Une journée dans un service aérien d'entreprise commence environ deux heures avant l'arrivée des passagers. L'équipage consulte la météo et les NOTAM, dépose le plan de vol (les vols internationaux exigent des autorisations, des formalités douanières et des agents d'assistance réservés plusieurs jours à l'avance), vérifie l'état de maintenance de l'appareil et effectue le tour extérieur de prévol. Le membre d'équipage de cabine, s'il y en a un, charge le catering et prépare la cabine.

Les passagers arrivent quinze minutes avant le départ et l'appareil s'en va. Un vol intérieur peut être Chicago - Los Angeles, quatre heures de vol, cinq heures d'attente au FBO et quatre heures de vol retour : une journée de service de 14 heures. Le vol d'entreprise sous Part 91 n'a pas de limites réglementaires de temps de service, si bien que les services aériens responsables fixent les leurs, généralement 14 heures de service et 10 heures de repos. L'affrètement sous Part 135 a des limites légales : 14 heures de service, 10 heures de repos et un maximum de 8 ou 10 heures de vol selon la composition de l'équipage.

Les vols internationaux sont d'une autre nature. Un Gulfstream reliant New York à Hong Kong embarque trois ou quatre pilotes qui se relaient dans un espace de repos équipage sur un vol de 16 heures. À l'arrivée, l'équipage reste à l'hôtel trois ou quatre jours jusqu'à ce que le patron ait terminé, puis rentre. Un commandant de bord expérimenté sur Gulfstream peut être absent de chez lui 12 à 15 nuits par mois.
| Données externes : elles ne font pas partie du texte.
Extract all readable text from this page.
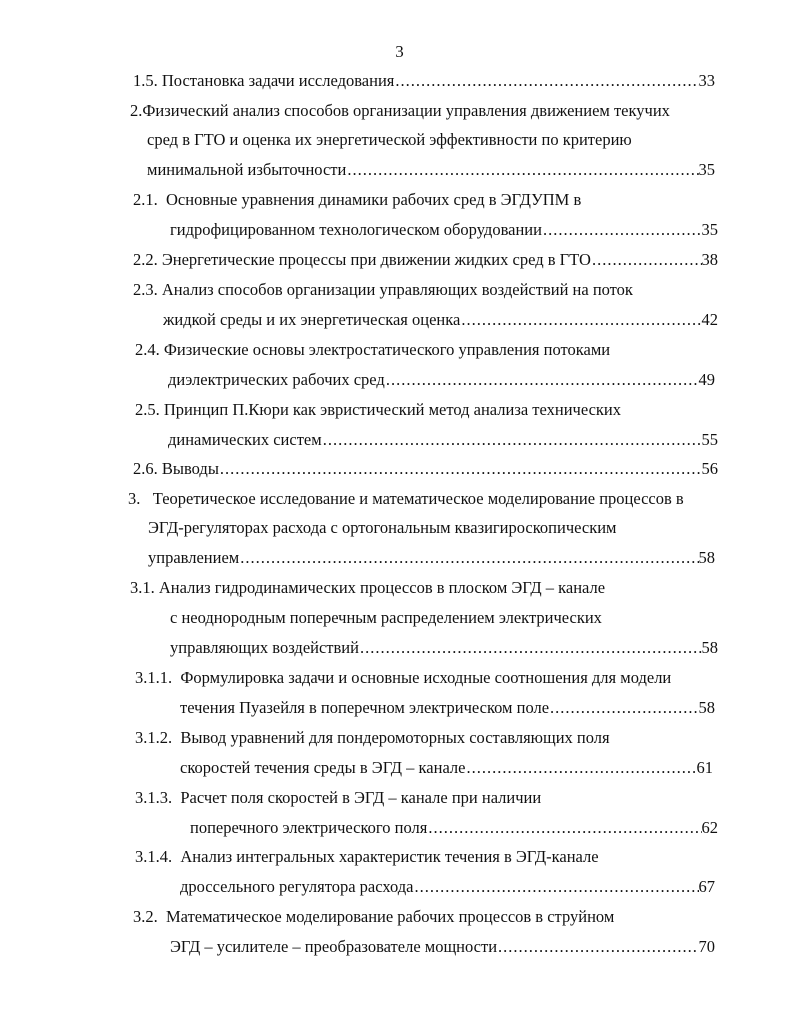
3
1.5. Постановка задачи исследования .....	33
2.Физический анализ способов организации управления движением текучих
сред в ГТО и оценка их энергетической эффективности по критерию
минимальной избыточности .....	35
2.1. Основные уравнения динамики рабочих сред в ЭГДУПМ в
гидрофицированном технологическом оборудовании .....	35
2.2. Энергетические процессы при движении жидких сред в ГТО .....	38
2.3. Анализ способов организации управляющих воздействий на поток
жидкой среды и их энергетическая оценка .....	42
2.4. Физические основы электростатического управления потоками
диэлектрических рабочих сред .....	49
2.5. Принцип П.Кюри как эвристический метод анализа технических
динамических систем .....	55
2.6. Выводы .....	56
3. Теоретическое исследование и математическое моделирование процессов в
ЭГД-регуляторах расхода с ортогональным квазигироскопическим
управлением .....	58
3.1. Анализ гидродинамических процессов в плоском ЭГД – канале
с неоднородным поперечным распределением электрических
управляющих воздействий .....	58
3.1.1. Формулировка задачи и основные исходные соотношения для модели
течения Пуазейля в поперечном электрическом поле .....	58
3.1.2. Вывод уравнений для пондеромоторных составляющих поля
скоростей течения среды в ЭГД – канале .....	61
3.1.3. Расчет поля скоростей в ЭГД – канале при наличии
поперечного электрического поля .....	62
3.1.4. Анализ интегральных характеристик течения в ЭГД-канале
дроссельного регулятора расхода .....	67
3.2. Математическое моделирование рабочих процессов в струйном
ЭГД – усилителе – преобразователе мощности .....	70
La variable qui surprend les non-initiés, c'est l'attente. Les pilotes d'affaires passent énormément de temps dans les salons d'équipage des FBO et dans des chambres d'hôtel, d'astreinte, sans pouvoir s'éloigner, sans être payés explicitement pour cette attente. C'est la raison pour laquelle le métier est rémunéré à ce niveau.

Les vérités peu glamour

  • Vous n'êtes pas l'ami du client. Les meilleurs pilotes d'affaires sont discrets jusqu'à l'invisibilité. Des propriétaires qui volent avec le même équipage depuis dix ans connaissent parfois le prénom de leurs pilotes et guère plus.
  • L'appareil est une responsabilité de 70 millions de dollars. Un atterrissage dur, une sortie de piste ou une infraction met fin à une carrière.
  • C'est un petit monde. Il existe peut-être 2 000 à 3 000 pilotes qualifiés G650 sur Terre. Les réputations voyagent.
  • La pénurie de pilotes est réelle. Les compagnies aériennes ont recruté agressivement jusqu'en 2025, les services aériens ont perdu des commandants et les rémunérations ont suivi. Pour un jeune de 25 ans qui commence aujourd'hui, le chemin vers un Gulfstream est plus court qu'il ne l'a été depuis une génération. Il reste d'une décennie.